W dzisiejszej rzeczywistości politycznej, społecznej czy gospodarczej nie pieniądze, władza i kariera wydają się tym, co jest najistotniejszym elementem naszego sukcesu. Oczywiście wielu ekspertów wskazuje, że są one kluczem do osiągnięcia zamierzonego celu, ale to informacja daje realne szanse podjęcia działań korzystnych dla władzy, organizacji lub społeczeństwa, czyli każdego z nas.

Pozyskanie wiarygodnej, aktualnej i wyczerpującej informacji staje się więc priorytetem dla wielu służb, organizacji czy zwykłego obywatela i w tym przypadku sygnalista (ang. whistleblower) ma do odegrania istotną rolę. 

 

Na tropie nieetycznych zachowań

 

Z założenia sygnalista to osoba, która przekazuje lub ujawnia informacje o zagrożeniach albo zjawiskach szkodliwych dla interesu publicznego, zachodzących w miejscu pracy. Informacje przekazywane przez sygnalistów pozwalają na wczesne wykrycie nielegalnych i nieetycznych zachowań, minimalizację ich skutków, a tym samym możliwość podjęcia działań zapobiegawczych, czyli prewencyjnych.

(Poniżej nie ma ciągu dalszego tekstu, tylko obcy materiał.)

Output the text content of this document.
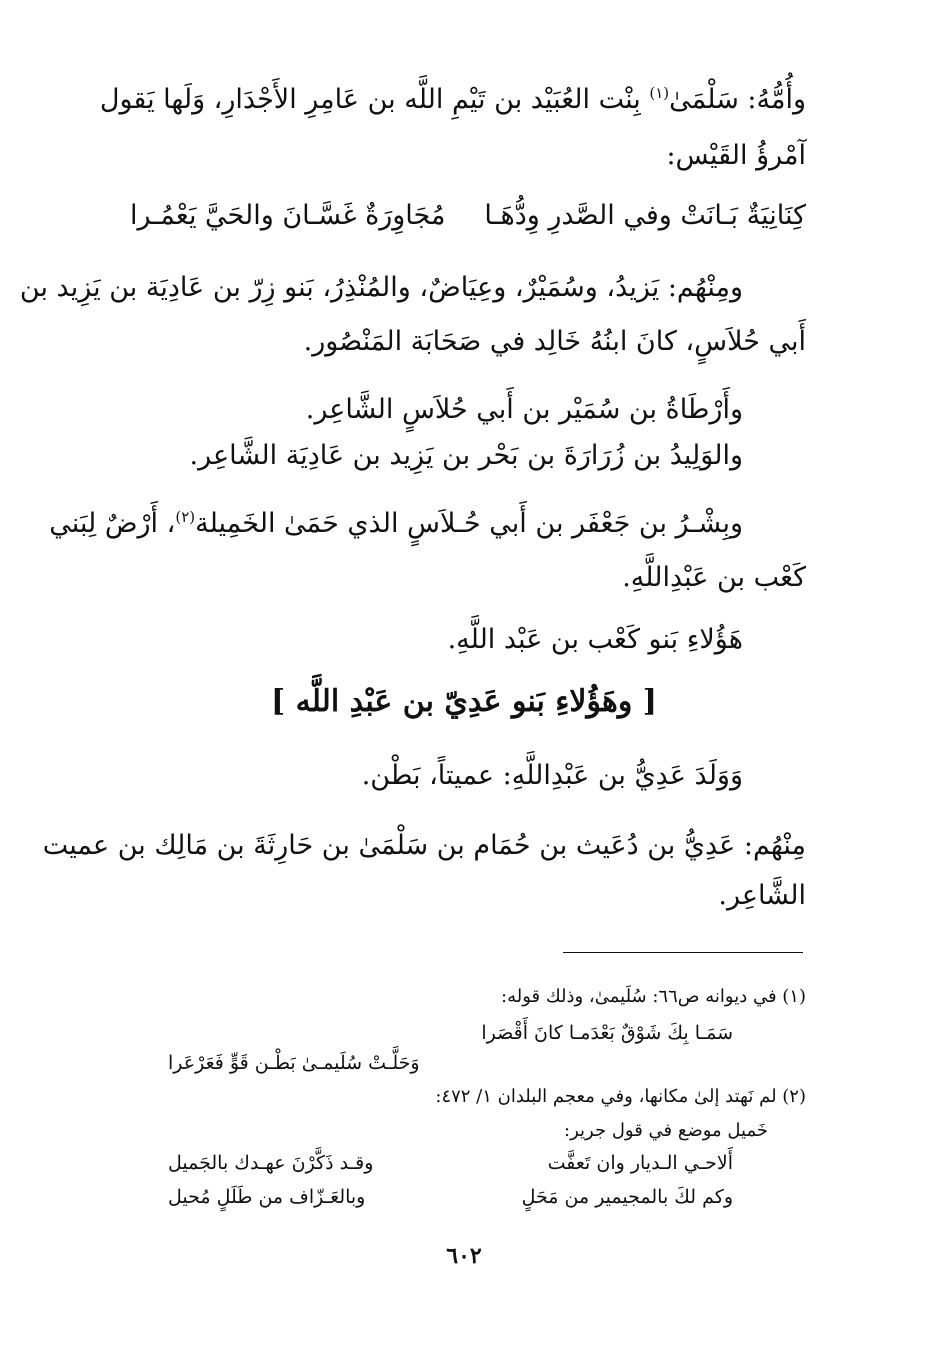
وأُمُّهُ: سَلْمَىٰ$^{(١)}$ بِنْت العُبَيْد بن تَيْمِ اللَّه بن عَامِرِ الأَجْدَارِ، وَلَها يَقول
آمْرؤُ القَيْس:
كِنَانِيَةٌ بَـانَتْ وفي الصَّدرِ وِدُّهَـا
مُجَاوِرَةٌ غَسَّـانَ والحَيَّ يَعْمُـرا
ومِنْهُم: يَزيدُ، وسُمَيْرٌ، وعِيَاضٌ، والمُنْذِرُ، بَنو زِرّ بن عَادِيَة بن يَزِيد بن
أَبي حُلاَسٍ، كانَ ابنُهُ خَالِد في صَحَابَة المَنْصُور.
وأَرْطَاةُ بن سُمَيْر بن أَبي حُلاَسٍ الشَّاعِر.
والوَلِيدُ بن زُرَارَةَ بن بَحْر بن يَزِيد بن عَادِيَة الشَّاعِر.
وبِشْـرُ بن جَعْفَر بن أَبي حُـلاَسٍ الذي حَمَىٰ الخَمِيلة$^{(٢)}$، أَرْضٌ لِبَني
كَعْب بن عَبْدِاللَّهِ.
هَؤُلاءِ بَنو كَعْب بن عَبْد اللَّهِ.
[ وهَؤُلاءِ بَنو عَدِيّ بن عَبْدِ اللَّه ]
وَوَلَدَ عَدِيُّ بن عَبْدِاللَّهِ: عميتاً، بَطْن.
مِنْهُم: عَدِيُّ بن دُعَيث بن حُمَام بن سَلْمَىٰ بن حَارِثَةَ بن مَالِك بن عميت
الشَّاعِر.
(١) في ديوانه ص٦٦: سُلَيمىٰ، وذلك قوله:
سَمَـا بِكَ شَوْقٌ بَعْدَمـا كانَ أَقْصَرا
وَحَلَّـتْ سُلَيمـىٰ بَطْـن قَوٍّ فَعَرْعَرا
(٢) لم نَهتد إلىٰ مكانها، وفي معجم البلدان ١/ ٤٧٢:
خَميل موضع في قول جرير:
أَلاحـي الـديار وان تَعفَّت
وقـد ذَكَّرْنَ عهـدك بالجَميل
وكم لكَ بالمجيمير من مَحَلٍ
وبالعَـزّاف من طَلَلٍ مُحيل
٦٠٢
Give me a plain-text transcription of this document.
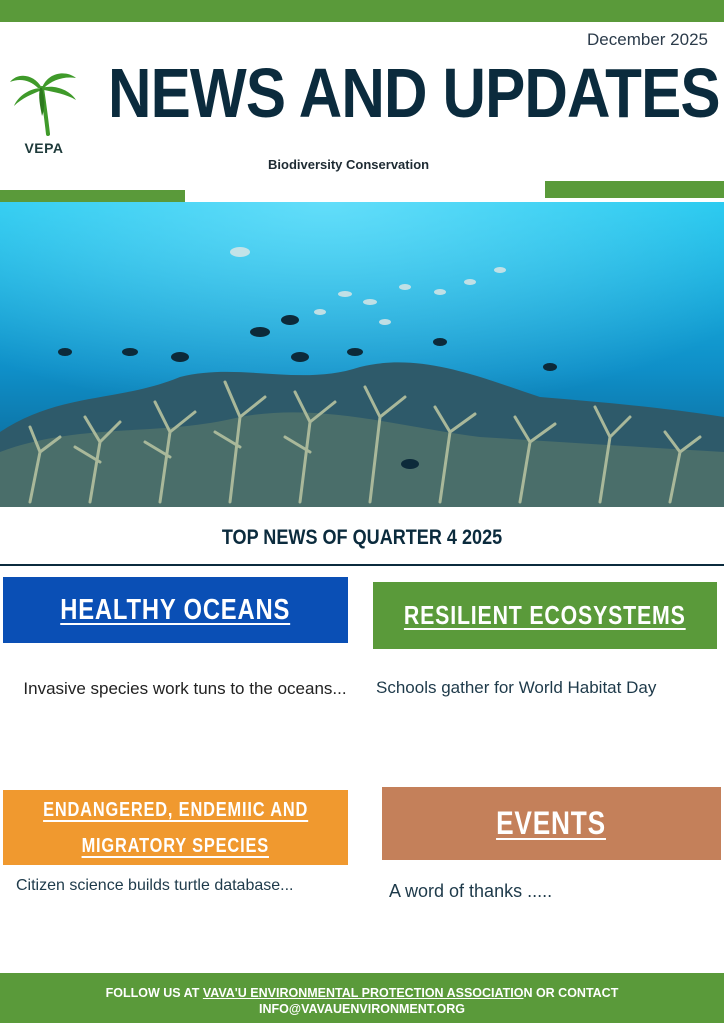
December 2025
VEPA
NEWS AND UPDATES
Biodiversity Conservation
TOP NEWS OF QUARTER 4 2025
HEALTHY OCEANS	RESILIENT ECOSYSTEMS
Invasive species work tuns to the oceans... Schools gather for World Habitat Day
ENDANGERED, ENDEMIIC AND
MIGRATORY SPECIES
EVENTS
Citizen science builds turtle database...	A word of thanks .....
FOLLOW US AT VAVA'U ENVIRONMENTAL PROTECTION ASSOCIATION OR CONTACT
INFO@VAVAUENVIRONMENT.ORG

Organizacje międzynarodowe – takie jak Rada Europy, Organizacja Narodów Zjednoczonych czy Organizacja Współpracy Gospodarczej i Rozwoju – od wielu lat doceniają rolę i znaczenie sygnalistów dla procesów zapobiegania i ujawniania wszelkich przejawów patologii, nepotyzmu oraz łamania praw człowieka w praktykach zarówno wielkich korporacji, jak i mniejszych przedsiębiorstw czy organizacji rządowych i pozarządowych.

 

 

Wszyscy doceniają znaczenie i rolę sygnalistów w procesach identyfikacji zagrożeń, ale tylko niektórzy zwracają uwagę na cenę, jaką ponoszą oni w ramach swojej działalności – szykany środowiska zawodowego, w którym pracują, zwolnienia z pracy i określanie ich mianem donosiciela czy szpiega. W związku z tym Komisja Europejska od kilku lat podejmuje działania mające na celu wdrożenie we wszystkich państwach członkowskich UE polityki ochrony prawnej sygnalistów. Jest to dokument pt.: „Dyrektywa Parlamentu Europejskiego i Rady w sprawie ochrony osób zgłaszających naruszenia prawa Unii”, który został opublikowany 26 listopada 2019 r., a obowiązuje od 17 grudnia 2019 r.


Jak chronić sygnalistów?

 

Dla każdego sygnalisty to szansa ochrony prawnej na każdym etapie jego działalności. Dla państw członkowskich UE, w tym Polski, to konieczność wprowadzenia do 17 grudnia 2021 r. w życie przepisów w randze ustawy, regulującej procesy dokonywania i zarządzania zgłoszeniami dotyczącymi nadużyć. 

W Polsce debata o sygnalistach rozpoczęła się na dobre w 2016 r. Stało się to w odpowiedzi na rządowe projekty ustaw: „O jawności życia publicznego”, a następnie „O odpowiedzialności podmiotów zbiorowych”, gdzie uwzględniono przepisy dotyczące pozyskiwania informacji od sygnalistów, jak również ich ochrony prawnej i zawodowej. Obie propozycje ustaw i zapisów odnoszących się do sygnalistów zostały poddane ogromnej krytyce wszystkich grup zawodowych i organizacji pozarządowych w tym również Fundacji im. Stefana Batorego, Helsińskiej Fundacji Praw Człowieka, Instytutu Spraw Publicznych i Forum Związków Zawodowych.

 

 

Czy akceptujemy w swoim otoczeniu sygnalistów?

 

Pomimo niezaprzeczalnych korzyści wynikających dla nas wszystkich z działalności sygnalistów, opinie na ich temat niezmiennie od wielu lat są podzielone – od wrogiego i negatywnego nastawienia po wyrazy sympatii i poparcia. Fundacja im. Stefana Batorego w 2019 r. przeprowadziła badania, w ramach których  zdiagnozowała stosunek Polaków do sygnalizowania i osób zgłaszających nadużycia, czyli właśnie sygnalistów. Choć odsetek poparcia dla pracy sygnalisty jest duży w naszym społeczeństwie, to już tylko 26% badanych zdecydowałoby się nim zostać. Jednocześnie 77% badanych opowiedziało się za zapewnieniem sygnaliście anonimowości i aż 73% za przyznaniem im bezpłatnej przedsądowej pomocy prawnej.